Contrôle des entreprises genevoises
 
 
Ce qui est contrôlé et comment

Le Service contrôle
  • Si les salaires minimaux et les augmentations sont respectés
  • Si la durée et l'horaire de travail sont respectés
  • Si le personnel d'exploitation est au bénéfice du droit vacances minimum prévu par la CCT
  • Si les suppléments de salaire pour dépassement d'horaire sont appliqués
  • Si une allocation de fin d'année (13ème salaire) est versée
  • Si les travailleurs sont indemnisés pour leurs frais de déplacement et de repas selon la CCT
  • Si l'entreprise a contracté une assurance perte de gain en cas de maladie répondant aux exigences minimales de la CCT
  • Si l'entreprise bénéficie d'un système de 2ème pilier conforme aux exigences minimales de la CCT
  • Qu'une demande de dérogation d'horaire a été sollicitée et accordée pour pouvoir travailler en-dehors de l'horaire normal.
 
 
Comment

Le contrôle s'effectue de manière systématique et permanente sur la base de pièces et par le biais de contrôles sur les chantiers.
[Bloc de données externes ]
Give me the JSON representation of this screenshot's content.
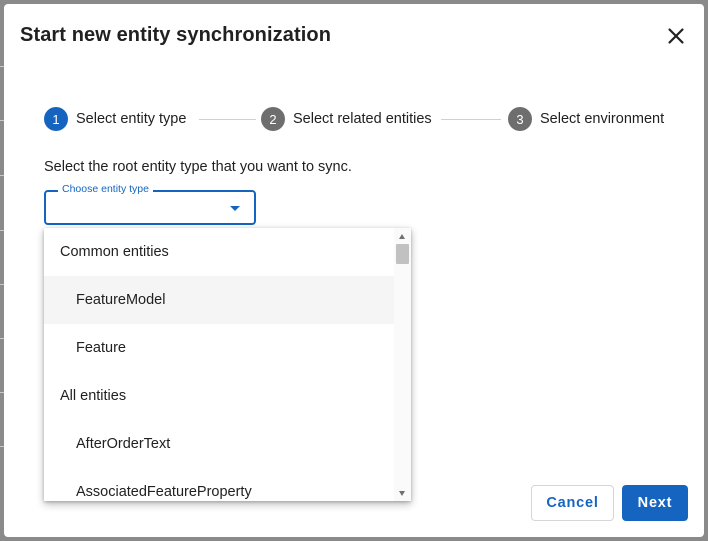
{
  "dialog": {
    "title": "Start new entity synchronization",
    "close_icon": "close-icon"
  },
  "stepper": {
    "steps": [
      {
        "number": "1",
        "label": "Select entity type",
        "state": "active"
      },
      {
        "number": "2",
        "label": "Select related entities",
        "state": "inactive"
      },
      {
        "number": "3",
        "label": "Select environment",
        "state": "inactive"
      }
    ]
  },
  "instruction": "Select the root entity type that you want to sync.",
  "select": {
    "label": "Choose entity type",
    "value": "",
    "icon": "chevron-down-icon"
  },
  "dropdown": {
    "groups": [
      {
        "label": "Common entities",
        "options": [
          "FeatureModel",
          "Feature"
        ]
      },
      {
        "label": "All entities",
        "options": [
          "AfterOrderText",
          "AssociatedFeatureProperty"
        ]
      }
    ],
    "highlighted_option": "FeatureModel"
  },
  "buttons": {
    "cancel": "Cancel",
    "next": "Next"
  },
  "colors": {
    "primary": "#1565c0",
    "step_inactive": "#6e6e6e",
    "text": "#212121"
  }
}
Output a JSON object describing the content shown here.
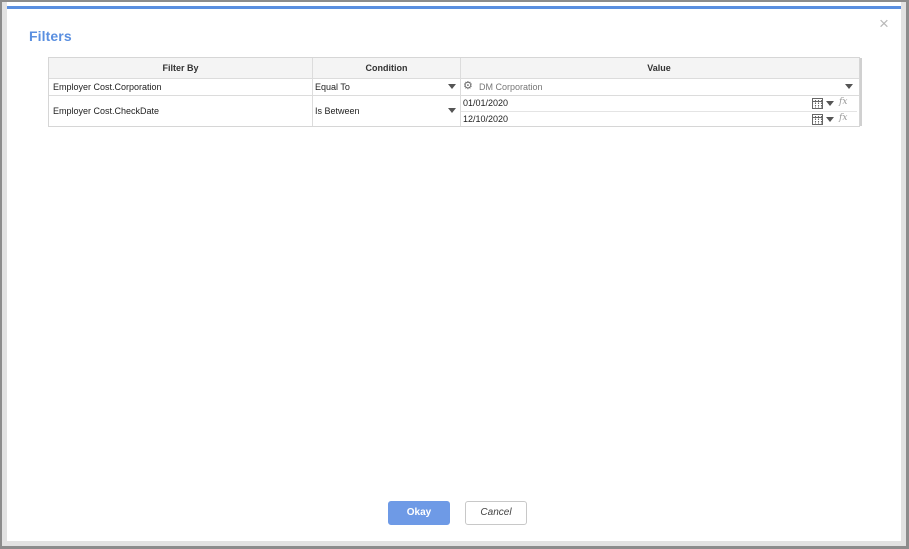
{
  "dialog": {
    "title": "Filters",
    "close_glyph": "×"
  },
  "grid": {
    "headers": [
      "Filter By",
      "Condition",
      "Value"
    ],
    "rows": [
      {
        "filter_by": "Employer Cost.Corporation",
        "condition": "Equal To",
        "value": "DM Corporation",
        "value_icon": "gear-icon"
      },
      {
        "filter_by": "Employer Cost.CheckDate",
        "condition": "Is Between",
        "value_from": "01/01/2020",
        "value_to": "12/10/2020"
      }
    ],
    "fx_label": "fx"
  },
  "buttons": {
    "okay": "Okay",
    "cancel": "Cancel"
  },
  "colors": {
    "accent": "#5a8fe0",
    "okay_button": "#6e9ae6"
  }
}
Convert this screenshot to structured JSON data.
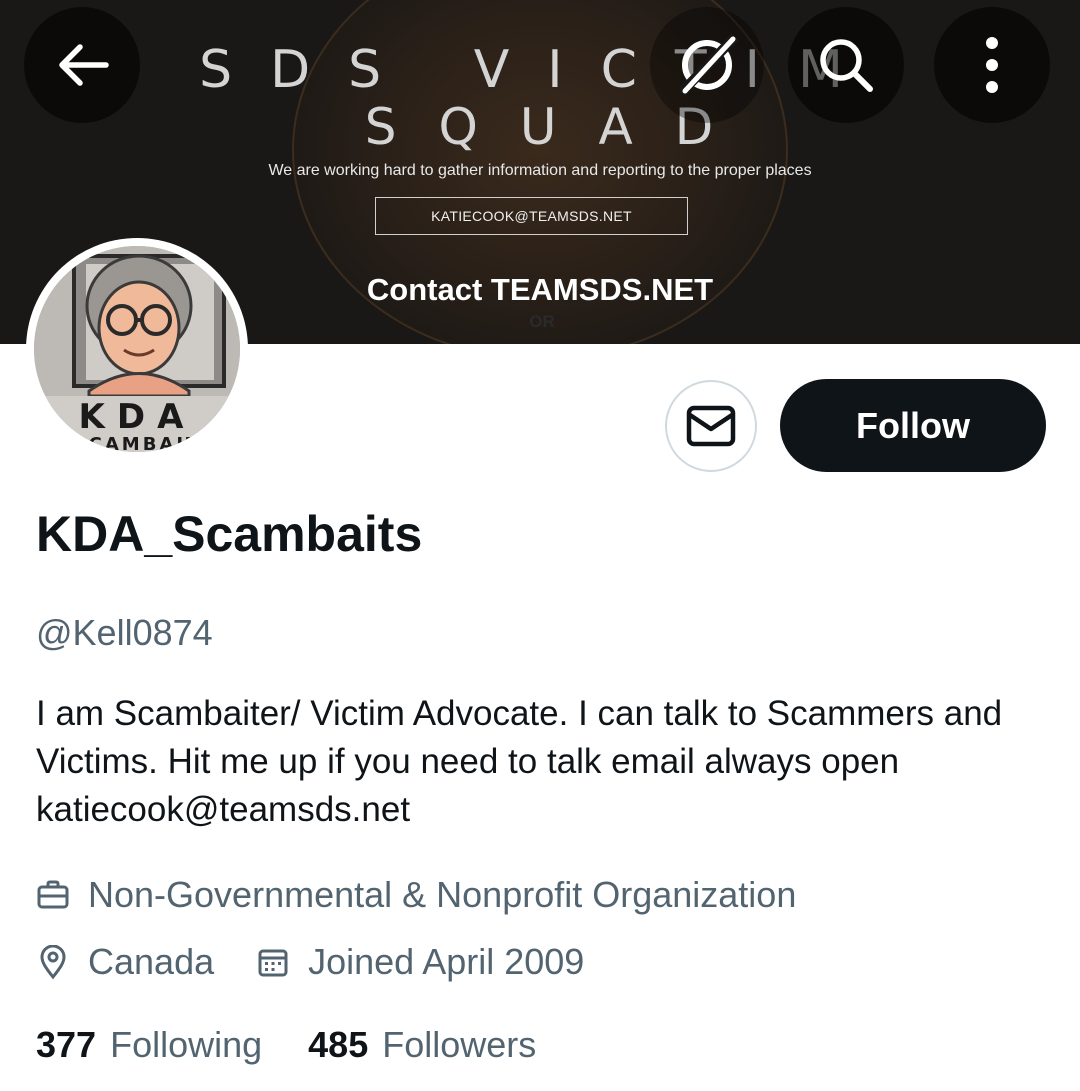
{
  "banner": {
    "title_line1": "SDS VICTIM",
    "title_line2": "SQUAD",
    "tagline": "We are working hard to gather information and reporting to the proper places",
    "email_box": "KATIECOOK@TEAMSDS.NET",
    "contact": "Contact TEAMSDS.NET",
    "or_text": "OR"
  },
  "avatar": {
    "caption_line1": "KDA",
    "caption_line2": "SCAMBAIT"
  },
  "actions": {
    "follow_label": "Follow"
  },
  "profile": {
    "display_name": "KDA_Scambaits",
    "handle": "@Kell0874",
    "bio": "I am Scambaiter/ Victim Advocate. I can talk to Scammers and Victims. Hit me up if you need to talk email always open katiecook@teamsds.net",
    "category": "Non-Governmental & Nonprofit Organization",
    "location": "Canada",
    "joined": "Joined April 2009"
  },
  "stats": {
    "following_count": "377",
    "following_label": "Following",
    "followers_count": "485",
    "followers_label": "Followers"
  },
  "icons": {
    "back": "arrow-left-icon",
    "grok": "grok-icon",
    "search": "search-icon",
    "more": "more-vertical-icon",
    "message": "envelope-icon",
    "category": "briefcase-icon",
    "location": "location-pin-icon",
    "joined": "calendar-icon"
  },
  "colors": {
    "primary_text": "#0f1419",
    "secondary_text": "#536471",
    "follow_button_bg": "#0f1419",
    "border": "#cfd9de"
  }
}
Lors de la première prise de contact avec l'entreprise, il lui est demandé de fournir au moins les documents suivants :
  • Une liste de déclaration du personnel dûment remplie et signée par le personnel d'exploitation
  • La liste de déclaration des salaires pour la période indiquée
  • Un document attestant que ses contrats d'assurance maladie collective perte de gain et 2ème pilier (LPP) respectent les conditions d'assurance prévues par la CCT
  • Cette liste n'est pas exhaustive. Toute autre pièce probante peut être requise par le service EXECO.
Ensuite, tout au long de l'année, l'entreprise devra retourner, dans les 10 jours, la liste de déclaration mensuelle des salaires qui lui sera envoyée en fin de mois.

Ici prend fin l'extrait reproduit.